Posted September 26, 2022

Jason Wingard inaugurated as Temple’s 12th president

Wingard becomes the first Black president in Temple University’s 138-year history.

Senator Cory Booker and Temple President Jason Wingard
Photography By: 
Joseph V. Labolito
Sen. Booker (D-NJ) offered a heartfelt keynote address to his former classmate Temple President Jason Wingard.

When U.S. Senator Cory Booker (D-NJ) became classmates with Temple University President Jason Wingard years ago at Stanford University, Booker noted a common trend. 

“The problem I have is this man keeps one-upping me every single year,” Booker said. “I was the big man on campus at Stanford University. He was some punk freshman that came in. But immediately, he distinguishes himself because he runs faster than me, he jumps higher than me.”

After last Friday, Wingard one-upped Booker with something else.

“Jason was going to come to my presidential inauguration,” joked Sen. Booker, who delivered the keynote address at President Wingard’s investiture ceremony. “But somehow, in the span of three years, here I am at his presidential inauguration.” 

The ceremony, held Friday, Sept. 16, in Temple’s Liacouras Center, officially welcomed Wingard as Temple University’s 12th president and the first Black president in the institution’s history. The event had been delayed due to the COVID-19 pandemic.

“You have the right university, the right president, at the right time,” continued Sen. Booker in his remarks. “This is an alignment that we so urgently need.”

The investiture welcomed Tamron Hall, KLN ’92, two-time Emmy Award-winning TV host, producer and accomplished journalist, back to Main Campus to serve as emcee for the historic occasion. “[Wingard] is leading this university toward a bright future, focused on his bold vision,” said Hall. “We are grateful for his dedication to the university and for his commitment to lifelong learning and student success. This is such a proud day, and I hope you feel it. I am honored to be Temple Made.” 

Several Temple leaders delivered remarks during the ceremony, including Mitch Morgan, FOX ’76, LAW ’80, chair of the Board of Trustees; Provost Gregory Mandel; Kimmika Williams-Witherspoon, president of the Faculty Senate; and Gianni Quattrocchi, Class of 2023 president of Temple Student Government.

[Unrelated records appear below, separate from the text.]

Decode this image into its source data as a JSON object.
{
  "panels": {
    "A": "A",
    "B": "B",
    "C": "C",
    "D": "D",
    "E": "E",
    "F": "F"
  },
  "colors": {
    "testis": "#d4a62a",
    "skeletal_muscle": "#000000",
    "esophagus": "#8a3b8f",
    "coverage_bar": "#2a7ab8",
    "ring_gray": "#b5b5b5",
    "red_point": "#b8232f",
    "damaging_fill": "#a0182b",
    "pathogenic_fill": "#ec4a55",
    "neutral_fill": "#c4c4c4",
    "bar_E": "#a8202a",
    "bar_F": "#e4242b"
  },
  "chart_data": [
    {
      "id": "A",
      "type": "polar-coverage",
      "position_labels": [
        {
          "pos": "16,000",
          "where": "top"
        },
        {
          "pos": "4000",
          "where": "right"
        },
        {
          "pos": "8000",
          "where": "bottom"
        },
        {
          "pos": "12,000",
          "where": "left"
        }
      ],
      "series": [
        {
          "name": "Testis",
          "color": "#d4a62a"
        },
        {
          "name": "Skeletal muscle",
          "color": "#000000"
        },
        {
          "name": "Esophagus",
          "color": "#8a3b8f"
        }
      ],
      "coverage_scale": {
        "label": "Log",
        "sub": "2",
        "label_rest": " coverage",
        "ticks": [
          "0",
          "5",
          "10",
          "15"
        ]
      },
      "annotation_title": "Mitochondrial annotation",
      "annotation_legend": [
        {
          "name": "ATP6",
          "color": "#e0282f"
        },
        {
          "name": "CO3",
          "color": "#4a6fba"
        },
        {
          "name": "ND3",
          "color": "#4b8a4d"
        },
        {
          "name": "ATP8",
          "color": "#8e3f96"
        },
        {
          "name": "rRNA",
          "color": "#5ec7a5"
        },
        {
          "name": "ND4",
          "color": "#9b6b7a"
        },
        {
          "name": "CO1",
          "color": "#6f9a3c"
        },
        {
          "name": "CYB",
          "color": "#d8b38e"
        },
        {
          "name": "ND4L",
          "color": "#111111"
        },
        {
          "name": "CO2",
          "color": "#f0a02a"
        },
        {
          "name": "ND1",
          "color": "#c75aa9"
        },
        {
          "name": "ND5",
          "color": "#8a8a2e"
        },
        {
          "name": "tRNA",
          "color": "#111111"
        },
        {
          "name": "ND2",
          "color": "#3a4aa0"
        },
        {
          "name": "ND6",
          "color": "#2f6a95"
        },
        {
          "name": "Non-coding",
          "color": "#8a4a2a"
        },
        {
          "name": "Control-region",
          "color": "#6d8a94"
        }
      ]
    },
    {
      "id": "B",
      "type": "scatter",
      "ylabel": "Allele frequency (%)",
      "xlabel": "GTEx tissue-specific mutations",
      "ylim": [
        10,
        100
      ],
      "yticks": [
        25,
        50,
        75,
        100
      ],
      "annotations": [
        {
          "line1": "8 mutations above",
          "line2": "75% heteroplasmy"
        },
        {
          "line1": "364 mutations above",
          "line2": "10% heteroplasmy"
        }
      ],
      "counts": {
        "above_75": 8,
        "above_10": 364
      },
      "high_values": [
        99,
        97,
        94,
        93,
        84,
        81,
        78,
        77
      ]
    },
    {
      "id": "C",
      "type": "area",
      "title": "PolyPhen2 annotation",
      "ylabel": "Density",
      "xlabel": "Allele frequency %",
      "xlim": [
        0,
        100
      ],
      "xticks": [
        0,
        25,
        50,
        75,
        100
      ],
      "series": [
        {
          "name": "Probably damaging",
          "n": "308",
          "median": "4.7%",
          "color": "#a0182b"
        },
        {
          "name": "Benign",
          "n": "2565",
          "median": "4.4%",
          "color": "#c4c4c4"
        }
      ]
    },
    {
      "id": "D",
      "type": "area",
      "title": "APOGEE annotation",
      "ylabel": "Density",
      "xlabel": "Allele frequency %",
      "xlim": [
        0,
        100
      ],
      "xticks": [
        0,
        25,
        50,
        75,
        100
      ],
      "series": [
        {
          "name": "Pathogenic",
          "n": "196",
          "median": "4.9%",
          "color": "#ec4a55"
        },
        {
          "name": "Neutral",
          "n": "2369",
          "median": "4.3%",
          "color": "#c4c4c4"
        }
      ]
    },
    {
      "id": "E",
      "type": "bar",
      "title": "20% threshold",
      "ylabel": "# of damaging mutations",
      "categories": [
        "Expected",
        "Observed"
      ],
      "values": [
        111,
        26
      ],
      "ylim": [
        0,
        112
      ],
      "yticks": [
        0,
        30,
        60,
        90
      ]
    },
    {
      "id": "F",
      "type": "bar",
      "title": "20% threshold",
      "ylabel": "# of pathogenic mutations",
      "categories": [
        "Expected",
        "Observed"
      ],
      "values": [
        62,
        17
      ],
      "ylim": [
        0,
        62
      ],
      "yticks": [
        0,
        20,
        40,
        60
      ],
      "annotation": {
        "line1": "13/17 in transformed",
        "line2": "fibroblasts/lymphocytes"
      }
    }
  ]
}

“The true hallmark of a leader—that he has exhibited—is that he listens,” Quattrocchi said of President Wingard.

President Wingard’s father, Levi Wingard, who attended Temple for graduate school, was among the speakers at the ceremony. He referred to his son as “the first Wingard president in 138 years” and his best friend.

Welcome videos filmed by students and faculty at Temple’s international campuses in Rome and Japan were shown.

Elected officials in attendance included Mayor Michael Nutter; Pennsylvania State Representative for the 181st district Malcolm Kenyatta, CLA ’91; Philadelphia City Representative Sheila Hess, FOX ’91; and Philadelphia City Councilwoman Cindy Bass of the 8th District. In addition, officiants of many faiths offered solicitations, including the Rev. Alexander G. Houston; Imam Quaiser Abdullah, an assistant professor in the Klein College of Media and Communication; and Rabbi Rebecca Alpert, professor emeritus of religion.

I’ve been to inaugurations before, and they just keep getting better. This was fabulous, fantastic, high energy, inspiring and community-focused. I am honored to be part of it.
-- Councilwoman Cindy Bass

The ceremony served as Wingard’s announcement of his strategic priorities to solidify the university as a leader in higher education. The five pillars that Temple leadership will use to guide the university forward are
1. boundless access,
2. educational value,
3. thought leadership,
4. community engagement and
5. reputational excellence.

As his investiture ceremony ended, President Wingard reflected on the day and considered the institution’s future.

“Today marks my inauguration. Today marks Temple’s inauguration,” he said. “Despite the college devaluation crisis, Temple will persevere and prevail. Temple will lead the education revolution fueled by unparalleled aptitude and grit. The future of work is disruption. The future of learning is change. The future of Temple University is bright.”